A 4GB fiber connection produced relatively high bandwidth, essential because of the team’s work with DNx115. This was crucial to Pilling because they “often had video layers into double figures in order to comp the elaborate effects and frame manipulation that a Wes Anderson film requires.”
Bringing it all together—a grand culmination
To Pilling, “Media Composer is an incredibly fast and intuitive tool. The software’s acceptance of so many differing formats and codecs played a large role, as did its organizational capabilities.”
According to Pilling, Media Composer’s media management capabilities also proved invaluable to the project: “The project/bin structure is a great cataloging tool and the media management and organization is streets ahead of anything else, I think. This also helped in a big way when I went mobile. At several points in the editing process, I had to move the edit with Wes to Paris, or central London – our main base was in Kent. This was easily achieved, and Steve Perkins managing all this from afar and sending media and bin updates back and forth kept both systems up-to-date and in sync. It worked brilliantly.”
Overcoming mountains—and obstacles
“There is so much going on in every frame that hopefully nobody really sees—it really is a complex mosaic of split screens, re-speeds, building comps, even marrying two different performances in the same frame sometimes. All meticulously spliced so the rhythm of the script translates to the screen,” Pilling explains.
Pilling recounts the challenges of a specific scene that illustrates the complexity of so many different and fast-moving elements: “The chase down the mountain as Gustave and Zero chase Jopling in the snow has so many elements from so many different sources. We had live-action cast members shot against a green screen in Germany, matte painted vista backgrounds, helicopter footage shot on 35mm, and various large-scale models, all being done at Studio Babelsberg in Berlin.”
The film’s lead animator, Andy Biddle, was stationed in London, creating animated stop-motion puppet sections that were seamlessly integrated by Look FX in Los Angeles. “To manage all of these wonderfully creative elements all happening at different rates, and to keep the cutting married to the rhythm of the comedy and action with working temps was an immense challenge. It kind of sums up how imaginative and challenging the editing was,” explains Pilling.
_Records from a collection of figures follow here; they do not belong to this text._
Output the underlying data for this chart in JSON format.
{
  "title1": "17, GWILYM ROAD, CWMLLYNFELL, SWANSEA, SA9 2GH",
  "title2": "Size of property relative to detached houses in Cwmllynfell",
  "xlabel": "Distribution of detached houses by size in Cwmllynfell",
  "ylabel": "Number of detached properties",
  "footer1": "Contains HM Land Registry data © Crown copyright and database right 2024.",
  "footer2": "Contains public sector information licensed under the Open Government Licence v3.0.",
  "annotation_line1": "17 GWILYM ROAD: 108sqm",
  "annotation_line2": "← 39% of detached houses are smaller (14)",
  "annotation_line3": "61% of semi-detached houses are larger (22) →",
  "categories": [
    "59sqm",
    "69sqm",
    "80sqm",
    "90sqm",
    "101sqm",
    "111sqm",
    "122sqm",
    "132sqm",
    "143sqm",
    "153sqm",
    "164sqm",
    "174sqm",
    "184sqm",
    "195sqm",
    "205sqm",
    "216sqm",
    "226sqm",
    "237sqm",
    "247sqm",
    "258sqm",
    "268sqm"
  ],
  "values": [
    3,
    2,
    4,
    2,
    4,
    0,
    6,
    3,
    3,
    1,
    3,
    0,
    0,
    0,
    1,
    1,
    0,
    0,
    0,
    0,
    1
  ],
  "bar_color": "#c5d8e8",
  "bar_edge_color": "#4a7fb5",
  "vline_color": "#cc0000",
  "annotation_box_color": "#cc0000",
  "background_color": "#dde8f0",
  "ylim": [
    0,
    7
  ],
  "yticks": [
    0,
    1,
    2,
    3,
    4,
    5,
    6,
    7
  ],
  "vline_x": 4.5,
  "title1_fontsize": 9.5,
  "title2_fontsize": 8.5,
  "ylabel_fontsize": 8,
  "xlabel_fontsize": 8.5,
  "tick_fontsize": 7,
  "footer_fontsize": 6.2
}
“The rhythm of the script was so fast and Wes’ characteristic camera moves all play into the wonderful tempo of the editing. It was a joy to cut in that respect,” Pilling says.
Now hear this
Media Composer’s audio tools helped achieve premium sound across dialog, music and effects. “Wes and I are incredibly meticulous about sound design and the quality of the dialog tracks, so the audio tools at my disposal in Media Composer were instrumental and also a joy to use,” explains Pilling. “We used the Avid D-verb plugin for ironing out the quality of different mics and adding interesting and dramatic spatial changes on edits, and made extensive use of the time compression expansion tool for re-voicing different vocal performances into the preferred picture take. Again, just the power to have so many tracks enabled us to create a very vibrant blueprint for the final mix. Phrasefind in Media Composer also came in handy at the rushes phase—it really helped line up all the different readings of a particular word or line for fast assessment.”
To Pilling, “It was extremely rewarding and challenging working with Wes on The Grand Budapest Hotel, in equal measure. The standard of workmanship on the film is second to none, I believe. The design, costumes, make-up, photography, performances… it’s all so wonderfully executed and the pressure of bringing this all together to make it rhythmically ‘sing’ in what was a relatively short period of time was really hard work. It stretched my capabilities, and indeed the capabilities of Media Composer, to the limit and beyond. I’m grateful for that and very proud of the results.”